Het vrijwilligerslegioen heeft er een paar nachten slecht van geslapen. Na drie jaar inzamelen en vervoer van goederen voor Oekraïne valt het doek voor de stichting Oost Europa Dinkelland. Door gebrek aan bestuursleden en opslagruimte staat het water de vrijwilligers aan de lippen. Op herhaaldelijke oproepen voor versterking kwam geen respons. Woensdag vertrok de laatste vrachtwagen tjokvol hulpgoederen naar Kiev in Oekraïne.
"Tja, dit was het dan", verzucht Jan Molenaar. De allerlaatste voorbereiding van het transport maakt hem naar eigen zeggen behoorlijk emotioneel. Maar het ging gewoon niet meer. De organisatie groeide de stichting boven het hoofd. Een 'luxeprobleem' met een schrijnende lading.
"Kwam nog bij dat de bodem van de schatkist bereikt is. Elke rit kost ons 2.500 euro die we financieren met donaties en sponsorgeld. Het is al met al heel verdrietig."
De voorzitter van de stichting Oost-Europa Dinkelland kijkt om zich heen op het terrein aan de Ambachtstraat in Denekamp. Dat staat vol met dozen op pallets, rolcontainers gevuld met kinderwagens, dekbedden en knuffels. Vrijwilligers pakken de goederen in een gereedstaande vrachtwagen. Voor de laatste keer. Na 24 ritten naar Oekraïne wordt de humanitaire stichting, nog nog slechts twee bestuursleden telt, binnenkort opgeheven.
Op wervingsberichten voor bestuursleden en vrijwilligers in lokale weekbladen en op sociale media bleef het stil. "Het werd helaas teveel", legt Jan uit.
"Onze twaalf vrijwilligers zijn allemaal gepensioneerd. De oudste die hier loopt is 83 jaar en sleept de hele dag met zware dozen. We moeten deze mensen beschermen."

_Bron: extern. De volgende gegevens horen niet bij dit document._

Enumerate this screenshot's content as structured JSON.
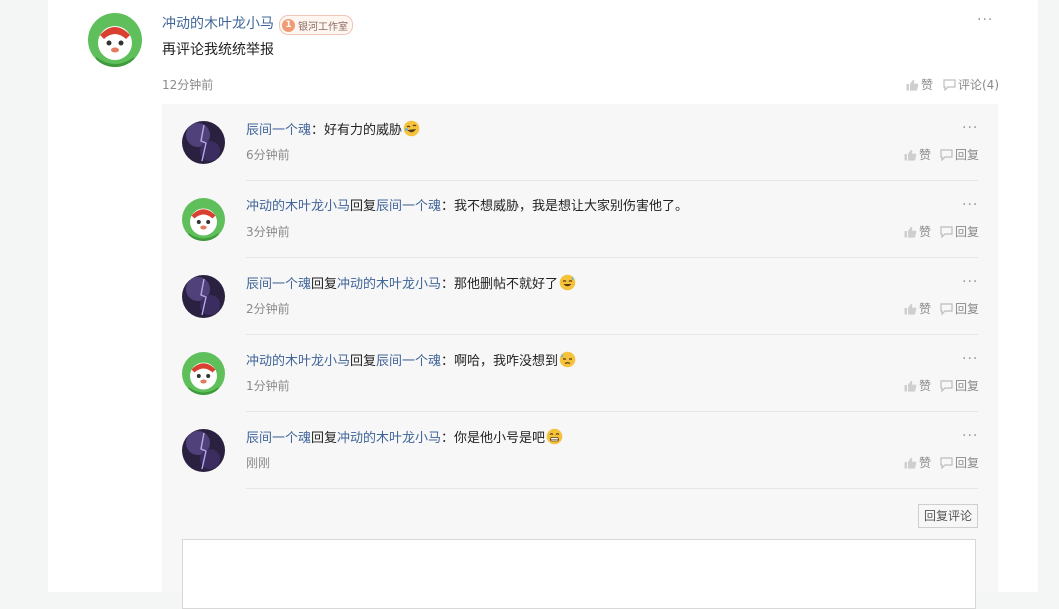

"Cru gezegd zijn wij het slachtoffer van ons eigen succes", vervolgt Jan. "Maar uiteraard zijn de Oekraïners de echte slachtoffers. Zij hebben deze spullen zo ontzettend hard nodig."
Met name aan kleding, matrassen en keukengerei is in het door oorlog verscheurde land dringend behoefte. En daar staat weer een flinke voorraad van in de opslag deze woensdag.
De inbreng van goederen was ook geen probleem. Sterker nog, elke week stonden auto's in file te wachten. Drie jaar lang werden er zaterdags goederen aangenomen, uitgezocht en ingepakt. "De inbreng varieerde van keurig gewassen en opgevouwen beddengoed tot zakken met kleding van waaruit je de stank tegemoet kwam", vertelt Jan. "Sommige mensen zagen ons als gratis stort."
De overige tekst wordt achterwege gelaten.